Some of that change came Monday, when council members selected Jelani Killings as the city’s new mayor as part of the council’s annual reorganization, appointing a familiar face and one of its most senior members to the role. Killings, who was first elected in 2016 and won reelection in 2020 and 2024, previously served as mayor in 2020 during the COVID-19 shutdown.
Killings was vice mayor for the past year under Juan Banales.
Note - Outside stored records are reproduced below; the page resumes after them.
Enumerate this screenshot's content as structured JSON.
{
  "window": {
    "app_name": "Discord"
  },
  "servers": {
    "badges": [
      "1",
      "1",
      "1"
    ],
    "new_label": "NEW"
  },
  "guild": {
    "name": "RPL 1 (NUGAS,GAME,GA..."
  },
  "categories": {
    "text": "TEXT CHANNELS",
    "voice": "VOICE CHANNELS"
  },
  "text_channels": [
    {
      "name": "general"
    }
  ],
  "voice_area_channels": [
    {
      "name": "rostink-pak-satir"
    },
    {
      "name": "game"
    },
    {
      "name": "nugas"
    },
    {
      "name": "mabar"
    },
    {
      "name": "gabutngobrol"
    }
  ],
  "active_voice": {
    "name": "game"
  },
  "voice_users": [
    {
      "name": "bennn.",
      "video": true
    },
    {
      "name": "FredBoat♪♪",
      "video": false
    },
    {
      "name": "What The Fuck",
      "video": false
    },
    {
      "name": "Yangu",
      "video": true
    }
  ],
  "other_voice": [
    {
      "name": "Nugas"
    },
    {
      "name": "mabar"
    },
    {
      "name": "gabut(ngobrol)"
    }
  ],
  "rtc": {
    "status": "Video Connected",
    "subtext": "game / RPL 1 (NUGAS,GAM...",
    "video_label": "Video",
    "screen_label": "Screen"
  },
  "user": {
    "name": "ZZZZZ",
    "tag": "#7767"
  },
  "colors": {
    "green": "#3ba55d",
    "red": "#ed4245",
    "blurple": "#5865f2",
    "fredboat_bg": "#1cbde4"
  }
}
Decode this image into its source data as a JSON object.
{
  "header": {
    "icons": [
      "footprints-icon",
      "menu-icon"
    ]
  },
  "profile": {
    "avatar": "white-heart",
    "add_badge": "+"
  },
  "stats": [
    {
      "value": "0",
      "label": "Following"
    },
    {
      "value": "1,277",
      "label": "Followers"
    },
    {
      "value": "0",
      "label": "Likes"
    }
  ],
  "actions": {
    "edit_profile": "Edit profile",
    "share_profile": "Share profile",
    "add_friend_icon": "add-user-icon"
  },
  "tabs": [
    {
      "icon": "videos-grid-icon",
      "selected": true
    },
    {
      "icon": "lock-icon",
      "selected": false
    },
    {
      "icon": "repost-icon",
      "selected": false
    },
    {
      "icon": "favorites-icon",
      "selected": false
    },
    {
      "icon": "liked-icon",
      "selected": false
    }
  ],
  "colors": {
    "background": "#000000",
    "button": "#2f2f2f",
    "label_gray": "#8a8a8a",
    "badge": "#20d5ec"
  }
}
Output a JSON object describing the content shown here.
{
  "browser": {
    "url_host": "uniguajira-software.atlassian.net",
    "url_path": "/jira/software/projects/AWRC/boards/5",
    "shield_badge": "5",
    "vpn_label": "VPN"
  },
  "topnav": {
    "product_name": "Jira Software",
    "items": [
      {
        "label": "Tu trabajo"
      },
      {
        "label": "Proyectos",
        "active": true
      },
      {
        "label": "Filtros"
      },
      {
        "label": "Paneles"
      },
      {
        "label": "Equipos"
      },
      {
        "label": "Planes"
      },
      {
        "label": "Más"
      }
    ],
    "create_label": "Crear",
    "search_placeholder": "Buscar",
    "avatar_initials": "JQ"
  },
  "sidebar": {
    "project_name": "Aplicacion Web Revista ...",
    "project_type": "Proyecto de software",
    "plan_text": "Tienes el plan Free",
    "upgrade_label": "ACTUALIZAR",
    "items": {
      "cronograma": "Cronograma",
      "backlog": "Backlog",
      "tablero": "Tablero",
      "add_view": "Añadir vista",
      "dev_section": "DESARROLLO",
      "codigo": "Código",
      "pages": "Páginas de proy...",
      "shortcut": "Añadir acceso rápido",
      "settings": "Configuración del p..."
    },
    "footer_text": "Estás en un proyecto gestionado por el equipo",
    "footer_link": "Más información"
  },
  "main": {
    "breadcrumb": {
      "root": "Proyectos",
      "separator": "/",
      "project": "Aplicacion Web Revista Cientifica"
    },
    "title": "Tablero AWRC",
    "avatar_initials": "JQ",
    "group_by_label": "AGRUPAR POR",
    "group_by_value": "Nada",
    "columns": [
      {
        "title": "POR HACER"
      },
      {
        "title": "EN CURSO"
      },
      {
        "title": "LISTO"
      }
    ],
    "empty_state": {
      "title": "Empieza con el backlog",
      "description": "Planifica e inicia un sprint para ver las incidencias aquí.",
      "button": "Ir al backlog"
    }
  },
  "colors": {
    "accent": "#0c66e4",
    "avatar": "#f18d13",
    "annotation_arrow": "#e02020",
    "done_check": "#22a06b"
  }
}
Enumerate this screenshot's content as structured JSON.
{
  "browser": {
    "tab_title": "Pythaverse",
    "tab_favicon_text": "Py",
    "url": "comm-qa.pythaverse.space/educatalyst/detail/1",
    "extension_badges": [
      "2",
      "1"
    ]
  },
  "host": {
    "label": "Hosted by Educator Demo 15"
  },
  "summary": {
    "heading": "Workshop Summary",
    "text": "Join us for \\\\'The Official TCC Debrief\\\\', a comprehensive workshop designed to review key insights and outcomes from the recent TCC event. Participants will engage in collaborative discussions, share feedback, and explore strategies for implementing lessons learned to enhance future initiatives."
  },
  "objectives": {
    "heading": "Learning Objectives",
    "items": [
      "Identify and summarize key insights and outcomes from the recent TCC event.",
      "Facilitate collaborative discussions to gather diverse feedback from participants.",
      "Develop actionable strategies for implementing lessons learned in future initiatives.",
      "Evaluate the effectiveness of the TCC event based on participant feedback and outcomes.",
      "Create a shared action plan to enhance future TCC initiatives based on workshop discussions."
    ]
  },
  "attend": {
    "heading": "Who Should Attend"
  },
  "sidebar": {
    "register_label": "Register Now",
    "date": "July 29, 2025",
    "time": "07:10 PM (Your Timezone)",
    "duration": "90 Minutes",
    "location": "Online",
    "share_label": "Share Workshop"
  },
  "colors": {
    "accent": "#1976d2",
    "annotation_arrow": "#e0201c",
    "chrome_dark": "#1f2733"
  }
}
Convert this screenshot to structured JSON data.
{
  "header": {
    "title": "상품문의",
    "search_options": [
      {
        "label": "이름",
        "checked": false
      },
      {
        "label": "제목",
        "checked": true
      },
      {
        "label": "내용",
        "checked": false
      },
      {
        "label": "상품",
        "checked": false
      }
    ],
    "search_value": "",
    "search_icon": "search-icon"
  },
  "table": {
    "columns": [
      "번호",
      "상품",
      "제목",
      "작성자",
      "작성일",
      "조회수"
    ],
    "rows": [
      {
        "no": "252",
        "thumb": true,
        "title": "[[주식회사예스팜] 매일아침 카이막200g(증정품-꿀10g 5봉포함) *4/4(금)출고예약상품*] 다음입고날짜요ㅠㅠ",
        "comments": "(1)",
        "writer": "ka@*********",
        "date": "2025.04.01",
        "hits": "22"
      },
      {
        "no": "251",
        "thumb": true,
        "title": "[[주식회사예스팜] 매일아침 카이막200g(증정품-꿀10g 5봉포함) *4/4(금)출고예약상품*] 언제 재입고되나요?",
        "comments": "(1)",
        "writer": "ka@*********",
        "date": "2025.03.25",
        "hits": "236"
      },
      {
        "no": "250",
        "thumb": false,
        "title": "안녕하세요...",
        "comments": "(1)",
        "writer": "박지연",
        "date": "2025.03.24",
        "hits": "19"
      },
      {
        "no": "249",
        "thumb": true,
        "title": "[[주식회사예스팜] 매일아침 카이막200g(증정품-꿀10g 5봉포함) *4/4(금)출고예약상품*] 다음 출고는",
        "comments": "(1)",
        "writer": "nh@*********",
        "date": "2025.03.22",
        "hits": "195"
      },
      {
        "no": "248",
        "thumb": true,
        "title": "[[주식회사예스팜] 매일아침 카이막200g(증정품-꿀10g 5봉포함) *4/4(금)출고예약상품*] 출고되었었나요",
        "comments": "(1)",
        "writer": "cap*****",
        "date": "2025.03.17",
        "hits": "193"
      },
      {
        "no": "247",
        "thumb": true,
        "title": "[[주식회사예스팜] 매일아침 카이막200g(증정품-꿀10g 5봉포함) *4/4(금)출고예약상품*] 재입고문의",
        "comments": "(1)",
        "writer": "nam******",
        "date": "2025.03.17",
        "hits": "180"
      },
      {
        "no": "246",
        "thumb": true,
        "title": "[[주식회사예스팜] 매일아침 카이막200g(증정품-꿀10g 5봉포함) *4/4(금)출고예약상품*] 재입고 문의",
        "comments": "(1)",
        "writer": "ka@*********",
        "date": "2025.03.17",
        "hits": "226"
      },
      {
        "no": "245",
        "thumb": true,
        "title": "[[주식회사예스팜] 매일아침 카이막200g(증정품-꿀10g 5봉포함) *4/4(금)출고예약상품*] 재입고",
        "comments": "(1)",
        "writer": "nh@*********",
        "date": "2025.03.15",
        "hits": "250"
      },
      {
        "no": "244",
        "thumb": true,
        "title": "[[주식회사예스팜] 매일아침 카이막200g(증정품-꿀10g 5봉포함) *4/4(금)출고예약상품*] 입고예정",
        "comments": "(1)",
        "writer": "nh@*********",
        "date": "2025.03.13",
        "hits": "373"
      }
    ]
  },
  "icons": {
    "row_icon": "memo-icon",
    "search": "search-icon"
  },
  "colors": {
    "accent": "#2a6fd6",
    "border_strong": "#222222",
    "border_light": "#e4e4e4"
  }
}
Killings and Banales, who also won reelection in November, were both sworn into another term at the meeting.
As part of the reorganization, council members also appointed Dionne Adams as vice mayor.
“One thing about Pittsburg is you can see we have a lot of pride in our community, and it runs deep,” Killings said. “We all work for the purpose of lifting up Pittsburg.”
Killings, a native of Pittsburg, works as an analyst for the Oakland Public Ethics Commission.
Council member Angelica Lopez, who read a prepared statement praising her colleagues and assigning each “a superpower,” said Killings personified identity through his faith.
Scales-Preston echoed Lopez’s comments, sharing that Killings, who ran against her and then-Antioch City Council member Michael Barbanica for the county’s District 5 Supervisor seat in the March election, was “a man of faith” that “would send a text or a prayer” to her shortly before her mother died.
“It was Pittsburg pride every time we would come in these chambers,” said Scales-Preston, who ultimately won the supervisor race and will take that office in January.
Adams said she was excited for the council and to work with Killings in their roles.
“I love all the knowledge that’s here,” Adams said. “We live here, we play here, our parents know each other, our aunts know each other. There’s just a level of respect when you’re connected as community.”
Residents, said Lopez, are also part of that community.
In Pittsburg, “no matter who you are, you are a part of us,” Lopez said. “I dream of a city that will be your anchor. In fact, I urge all of us to become anchors to our brothers and sisters, our neighbors because change starts from within.”
The next Pittsburg City Council meeting, where they’ll decide how to fill Scales-Pretson’s seat, is on Dec. 16.